Deux interdits s'opposaient : celui, civil et général, de se soustraire à des cours de natation obligatoires, et celui, religieux et particulier, de s'y conformer. Or si "dans un Etat de droit comme la Suisse, nous ne sommes pas tenus de respecter les interdits des représentations religieuses, ni de nous régler sur la sensibilité des milieux orthodoxes", comme l'avait déclaré, à propos des caricatures du Prophète, le président du Conseil suisse de la presse, Dominique von Burg, on peut, et on doit, aller plus loin que cela : un Etat de droit soucieux, sinon de laïcité (la Suisse ne l'est guère), du moins d'égalité des droits, n'a a respecter aucune prescription religieuse, aucun interdit religieux -ou alors, doit les respecter toutes et tous. Et comme elles et ils sont, entre eux, non seulement cumulatifs mais souvent contradictoires, on se retrouve immédiatement dans une impossibilité absolue de les respecter toutes et tous, ou de choisir celles et ceux que l'on respecte et celles et ceux que l'on ignore, ce qui est contraire au principe d'égalité des droits. Reste donc l'indifférence de l'Etat à l'égard de la religion -et des religions, toutes les religions. Puisque de toute façon, parce qu'elle est générale, la loi civile prime la loi religieuse, qui n'est que spécifiue à une croyance particulière. (Julien Torma). Pour le reste, la loi civile et la loi religieuse se rejoignent dans la même limite : elles posent l'une et l'autre des obligations et des interdits qu'on choisit ou non de respecter, dès lors qu'on est capable d'assumer les conséquences de son choix.
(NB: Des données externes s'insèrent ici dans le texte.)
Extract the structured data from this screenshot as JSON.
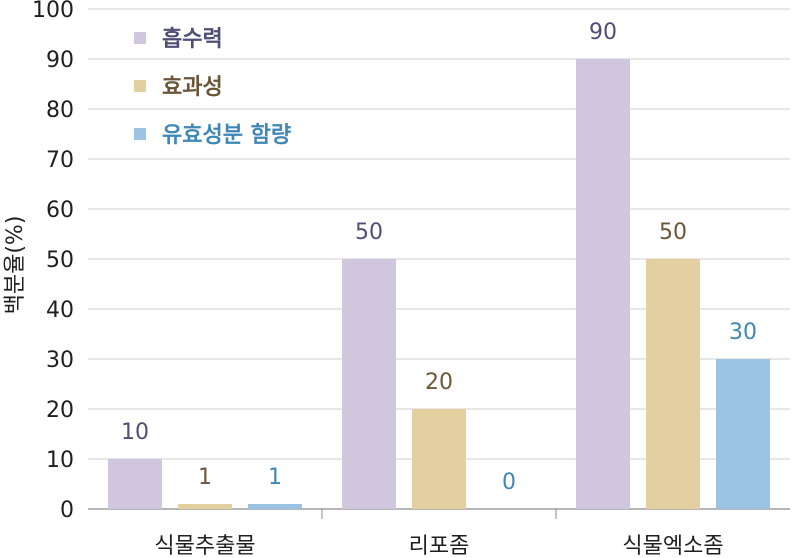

Mais on ne va pas pleurer devant un tribunal parce qu'un autre tribunal vous a condamné a les assumer, ces conséquences.

«  Pour Dieu,  n'être que Dieu, ce n'est vraiment pas très fort » : Certes, la religion est "l'opium du peuple" comme un analgésique l'est de qui souffre -Marx ne dit pas autre chose que cela : elle est la consolation des désespérés. Mieux vaut la lutte révolutionnaire ? Sans doute. Mais un croyant peut être aussi un militant révolutionnaire. Et un athée un écraseur de révolution, et un ennemi du peuple, du progrès, de la liberté, de tout ce qu'on voudra et à quoi l'on tient. Il y a des curés rouges et des anticléricaux bruns. Des pasteurs anars et des fascistes agnostiques.

La critique de la religion est nécessaire. Mais comme une critique sociale, non comme une critique idéologique.